According to it, the position of these households is particularly precarious, given Nepal's high level exposure to natural disasters, which will increase with climate change, and the continued dependence on rain-fed agriculture. Health shocks also push many into poverty. 

The WB has suggested that a substantial change in the structure of the economy was needed to reduce the vulnerability. 

Similarly, it also warned that the opportunities for faster growth and poverty reduction are being missed, and sources of fragility remain because of power imbalances and inequality of opportunity.
"Opportunities and financing for investment are present, but public investment has been low and unable to crowd in potential private investment. The rate of FDI is currently one of the lowest in the world," reads the report. 

The WB said that at current rates of growth, per capita income would reach only US $958 in 2030, and the country needs faster rates of growth, on the order of 7 to 8. 

As the growth rates were driven by remittance-dependent private consumption rather than investment, the country needs higher rates of productivity growth and structural transformation fueled by investment in physical capital rather than consumption, reads the report.  

"Productivity can also be helped by returnee migrants, who come back with experience in a new sector, cash in their pockets and strong desire to be entrepreneurs."

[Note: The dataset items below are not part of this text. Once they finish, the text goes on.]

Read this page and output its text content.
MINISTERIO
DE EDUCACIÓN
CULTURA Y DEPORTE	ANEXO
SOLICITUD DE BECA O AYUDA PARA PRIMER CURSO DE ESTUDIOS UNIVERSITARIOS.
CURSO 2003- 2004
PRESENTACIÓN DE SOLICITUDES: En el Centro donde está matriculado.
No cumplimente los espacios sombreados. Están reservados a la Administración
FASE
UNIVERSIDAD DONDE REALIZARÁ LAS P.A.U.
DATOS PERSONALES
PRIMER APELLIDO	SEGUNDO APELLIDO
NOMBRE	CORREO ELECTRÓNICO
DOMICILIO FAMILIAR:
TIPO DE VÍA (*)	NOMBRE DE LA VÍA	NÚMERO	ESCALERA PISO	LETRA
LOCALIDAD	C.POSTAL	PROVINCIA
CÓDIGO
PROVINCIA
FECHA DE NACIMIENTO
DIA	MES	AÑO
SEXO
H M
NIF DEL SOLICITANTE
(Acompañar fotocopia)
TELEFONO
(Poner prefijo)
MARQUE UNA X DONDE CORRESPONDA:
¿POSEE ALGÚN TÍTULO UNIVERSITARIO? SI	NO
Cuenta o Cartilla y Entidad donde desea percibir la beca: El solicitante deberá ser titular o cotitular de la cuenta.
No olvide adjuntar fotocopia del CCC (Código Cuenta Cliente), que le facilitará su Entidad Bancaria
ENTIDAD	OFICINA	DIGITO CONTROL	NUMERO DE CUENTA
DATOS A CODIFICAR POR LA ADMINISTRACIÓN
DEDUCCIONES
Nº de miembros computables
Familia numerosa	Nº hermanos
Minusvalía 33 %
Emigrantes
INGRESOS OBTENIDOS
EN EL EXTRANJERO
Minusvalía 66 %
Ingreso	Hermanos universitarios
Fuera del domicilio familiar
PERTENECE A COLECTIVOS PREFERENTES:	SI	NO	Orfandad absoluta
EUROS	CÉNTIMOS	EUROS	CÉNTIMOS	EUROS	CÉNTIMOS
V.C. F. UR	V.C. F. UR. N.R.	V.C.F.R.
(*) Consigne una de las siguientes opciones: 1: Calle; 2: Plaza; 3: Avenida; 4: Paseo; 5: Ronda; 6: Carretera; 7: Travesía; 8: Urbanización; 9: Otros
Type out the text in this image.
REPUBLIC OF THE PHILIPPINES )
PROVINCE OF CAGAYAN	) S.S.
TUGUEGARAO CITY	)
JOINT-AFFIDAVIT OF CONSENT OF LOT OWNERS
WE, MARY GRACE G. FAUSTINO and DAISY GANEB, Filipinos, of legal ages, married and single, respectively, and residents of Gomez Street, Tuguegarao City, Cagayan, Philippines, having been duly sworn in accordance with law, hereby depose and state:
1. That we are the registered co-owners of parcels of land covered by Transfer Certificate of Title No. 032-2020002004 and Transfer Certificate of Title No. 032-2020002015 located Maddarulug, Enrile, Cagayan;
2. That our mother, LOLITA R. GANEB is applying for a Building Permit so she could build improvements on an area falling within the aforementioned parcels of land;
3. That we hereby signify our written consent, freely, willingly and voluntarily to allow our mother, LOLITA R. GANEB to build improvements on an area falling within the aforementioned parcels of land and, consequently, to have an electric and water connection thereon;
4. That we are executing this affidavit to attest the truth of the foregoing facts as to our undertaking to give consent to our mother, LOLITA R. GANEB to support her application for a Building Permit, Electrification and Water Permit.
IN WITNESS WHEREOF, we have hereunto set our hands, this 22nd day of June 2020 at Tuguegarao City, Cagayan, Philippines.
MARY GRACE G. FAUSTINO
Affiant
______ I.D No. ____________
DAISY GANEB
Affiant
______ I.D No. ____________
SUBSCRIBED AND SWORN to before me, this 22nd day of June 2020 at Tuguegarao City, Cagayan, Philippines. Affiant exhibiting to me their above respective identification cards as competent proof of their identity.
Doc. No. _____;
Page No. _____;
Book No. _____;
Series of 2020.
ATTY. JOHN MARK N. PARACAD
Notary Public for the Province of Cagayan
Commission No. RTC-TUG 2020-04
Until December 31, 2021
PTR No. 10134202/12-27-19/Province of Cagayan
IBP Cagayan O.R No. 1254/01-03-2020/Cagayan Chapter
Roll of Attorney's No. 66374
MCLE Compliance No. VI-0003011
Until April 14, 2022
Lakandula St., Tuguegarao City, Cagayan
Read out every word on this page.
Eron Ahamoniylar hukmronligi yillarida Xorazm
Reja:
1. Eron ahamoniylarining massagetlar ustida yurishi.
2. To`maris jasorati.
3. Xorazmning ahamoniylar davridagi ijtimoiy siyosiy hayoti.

It recommends encouraging investment in infrastructure, strengthen regulations and reduce government involvement in markets, increasing openness by reducing tariffs and increasing Foreign Direct Investment (FDI), and increasing access to credit for women, rural entrepreneurs and small and medium enterprises. 

The CSD suggests six areas of opportunities for Nepal – encouraging political inclusion and eliminating clientelism, promoting private sector investment to create more and better jobs, harnessing the potential of natural resources, ensuring all Nepalis are equally able to invest in and use human capital, increasing resilience to natural disasters and health shocks, and getting more from migration. 

The report says that the current transition to federalism is a potential game changer if it is accompanied by a meaningful change in the balance of power. 

Similarly, addressing constraints to private investment is essential for individuals to become more productive employees and entrepreneurs. 

"While action in all identified areas is needed, the evidence suggests a prioritisation. Improving public institutions is considered first, because inefficient and exclusive institutions constrain progress on all fronts, and because the transition to federalism presents a unique opportunity that should not be missed," reads the report. 

The SCD, which builds on consultations and surveys of 200,000 people in all seven provinces, examines the key constraints to and opportunities for accelerating poverty reduction and enhancing shared prosperity in Nepal, claimed the WB.

Published in The Rising Nepal daily on 12 March 2018.